The primary motivation for me proposing Solr over just using Postgres's built-in FTS was because I had assumed that Lucene's (and therefore Solr's) support for Latvian processing was significantly better than what could be accomplished with Postgres. After some research, it seems that that assumption was exaggerated: pretty much all that Lucene provides is a stemmer and a stopword list, both of which are almost direct ports of Kreslins' '96 PhD thesis.

Running Solr is a fairly large dependency that doesn't seem really beneficial, and trying to interface with it to only provide the equivalent of FTS seems overkill. Therefore I propose to move all search functionality into Postgres instead. The both aforelinked parts should be possible to port to Postgres as dictionaries or the like, and this would significantly simplify the architecture of Foxhound and by extension Chihuahua.

paulsnar commented 2 years ago

A proposal of how to move this forward:

This nonetheless might present a challenge in how to annotate which parts of the transcript correspond to which regions of the file in question. One way to do this would be to include the locators in-band with the content, contained in some weird delimiter (like, say, <<0:43>> text 1 <<0:46>> text 2 and similarly for paged media) but that might break FTS if the search phrase crosses a locator boundary in which case there's no exact FTS match.

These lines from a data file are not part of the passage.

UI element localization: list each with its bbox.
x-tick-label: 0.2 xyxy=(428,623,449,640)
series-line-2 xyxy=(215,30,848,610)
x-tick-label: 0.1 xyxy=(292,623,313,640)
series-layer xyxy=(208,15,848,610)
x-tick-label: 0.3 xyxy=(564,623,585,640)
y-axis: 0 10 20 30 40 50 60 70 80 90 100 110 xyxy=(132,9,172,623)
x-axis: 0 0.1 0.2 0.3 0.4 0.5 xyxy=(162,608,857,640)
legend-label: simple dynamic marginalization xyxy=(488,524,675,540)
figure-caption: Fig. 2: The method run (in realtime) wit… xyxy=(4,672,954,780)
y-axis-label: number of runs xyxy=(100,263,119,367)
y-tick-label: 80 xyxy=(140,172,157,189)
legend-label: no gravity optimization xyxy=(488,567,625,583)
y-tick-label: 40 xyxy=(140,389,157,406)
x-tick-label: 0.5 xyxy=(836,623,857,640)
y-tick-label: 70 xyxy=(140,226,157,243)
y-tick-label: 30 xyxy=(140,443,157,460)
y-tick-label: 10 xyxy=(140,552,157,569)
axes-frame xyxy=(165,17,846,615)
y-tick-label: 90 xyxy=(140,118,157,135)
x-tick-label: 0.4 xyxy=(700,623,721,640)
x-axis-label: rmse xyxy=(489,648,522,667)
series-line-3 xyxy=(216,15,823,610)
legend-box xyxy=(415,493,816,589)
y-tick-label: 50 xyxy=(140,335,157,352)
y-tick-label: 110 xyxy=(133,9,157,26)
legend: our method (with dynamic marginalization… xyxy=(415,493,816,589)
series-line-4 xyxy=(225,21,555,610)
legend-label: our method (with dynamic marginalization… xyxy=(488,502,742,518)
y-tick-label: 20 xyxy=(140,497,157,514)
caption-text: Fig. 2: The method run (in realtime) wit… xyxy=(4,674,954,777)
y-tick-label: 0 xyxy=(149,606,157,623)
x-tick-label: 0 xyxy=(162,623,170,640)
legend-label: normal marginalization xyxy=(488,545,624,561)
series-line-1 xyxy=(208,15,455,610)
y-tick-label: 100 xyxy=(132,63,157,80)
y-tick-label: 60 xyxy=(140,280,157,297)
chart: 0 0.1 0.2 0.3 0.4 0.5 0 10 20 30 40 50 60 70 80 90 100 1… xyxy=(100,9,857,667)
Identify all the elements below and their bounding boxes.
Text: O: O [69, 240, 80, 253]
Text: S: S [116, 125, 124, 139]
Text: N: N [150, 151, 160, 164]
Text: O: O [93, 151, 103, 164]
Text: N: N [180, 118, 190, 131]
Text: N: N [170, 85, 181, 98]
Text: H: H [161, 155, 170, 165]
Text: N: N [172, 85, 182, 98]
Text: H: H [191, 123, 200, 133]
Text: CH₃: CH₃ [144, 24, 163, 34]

Alternatively, the locators could be stored out-of-bound in a separate column, but then there needs to be defined a way of matching up the text with the relevant locator. (Perhaps the simplest way would be to store both the text without locators and with locators, and upon a match in the locatorless text, to find it within the locator-annotated text by increasing search context incrementally, but that seems pretty wasteful because that'd involve storing the whole transcript twice.) For now I'm postponing that too onto the backlog because for the MVP I believe returning a dummy locator should work fine.